Really? I’ll give $500 cash to the first person who can find the phrase “right to practice medicine” in any of those amendments, or anywhere else in the Constitution. State governments have complete authority over the licensing and professional standards of physicians, nurses, clinics and, hospitals.
Ancient attitudes [toward abortion]. These are not capable of precise determination …
OK, so why mention them?
We are told that at the time of the Persian Empire … criminal abortions were severely punished. We are also told … that abortion was practiced in Greek times as well as the Roman Era, and that “it was resorted to without scruple.”
Precisely what does any of this have to do with the U.S. Constitution, ratified in 1789?
The Ephesian, Soranos, often described as the greatest of the ancient gynecologists, appears to have been generally opposed to Rome’s prevailing free-abortion practices …
This clearly takes the cake as the most ridiculous statement in the entire decision.
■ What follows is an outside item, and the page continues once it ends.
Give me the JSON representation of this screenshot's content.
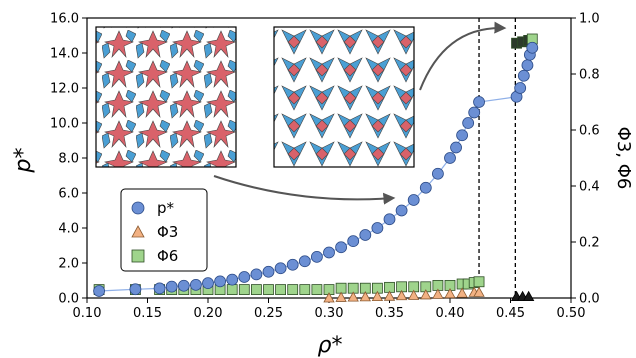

It’s not as offensive as citing the laws of the British Parliament, though. British Parliament? Yep, you read that right:
The English statutory law. England’s first criminal abortion statute … came in 1803 … Recently, Parliament enacted a new abortion law. This is the Abortion Act of 1967 … [which] permits a licensed physician to perform an abortion …
Wait a minute! Didn’t we fight a revolution against these people? It’s been over two centuries since the laws of Parliament mattered on this side of the pond!
It has been argued … that [antiabortion laws] were the product of Victorian social concern to discourage illicit sexual conduct. Texas [the defendant], however, does not advance this justification in the present case …
This is insane. Why did Blackmun mention an argument the defendant did not even make?
The Constitution does not explicitly mention any right of privacy …
Aha! The truth is revealed! The mask slips!
[But] this right of privacy, whether it be founded in the Fourteenth Amendment’s concept of personal liberty … as we feel [emphasis mine] it is, or … in the Ninth Amendment’s reservation of rights to the people, is broad enough to encompass [abortion].
There you have it. The Constitution does not mention any right of “privacy,” but it’s in there — somewhere. Doesn’t even matter where — it’s “broad enough” to include abortion. (Justice Rehnquist dissented, observing that paying a physician for a medical procedure is hardly “private” — it’s a commercial transaction that normally falls under the regulatory power of the state.)
Roe is so bad it makes other controversial decisions — like Plessy v. Ferguson or Dred Scott — look like models of Solomonic wisdom by comparison. In those cases, the Court was clearly biased, but it at least made an attempt to pay lip service to the Constitution.
What Roe revealed about our modern political elites is this: they simply do not give a damn what the Constitution does or does not say, and they know they can get away with ignoring it. The specious type of “reasoning” in Roe ultimately leads to Nancy Pelosi snarling incredulously, “Are you serious? Are you serious?” when asked by a reporter how the Constitution justifies ObamaCare; it leads to Justice Kennedy citing the European Court of Human Rights when declaring that the Constitution guarantees the right to anal sex; and it leads to Justice Breyer quoting the Supreme Court of Zimbabwe.
When our courts fail to heed the actual text of the Constitution they are supposedly applying and replace it with inane drivel about “the Ephesian, Soranos” and with foreign law, one is forced to conclude that we no longer live in a constitutional republic, but in a dictatorship of the judiciary — where reading the “supreme Law of the Land” on the floor of the House is a controversial event.
James Madison must be rolling in his grave.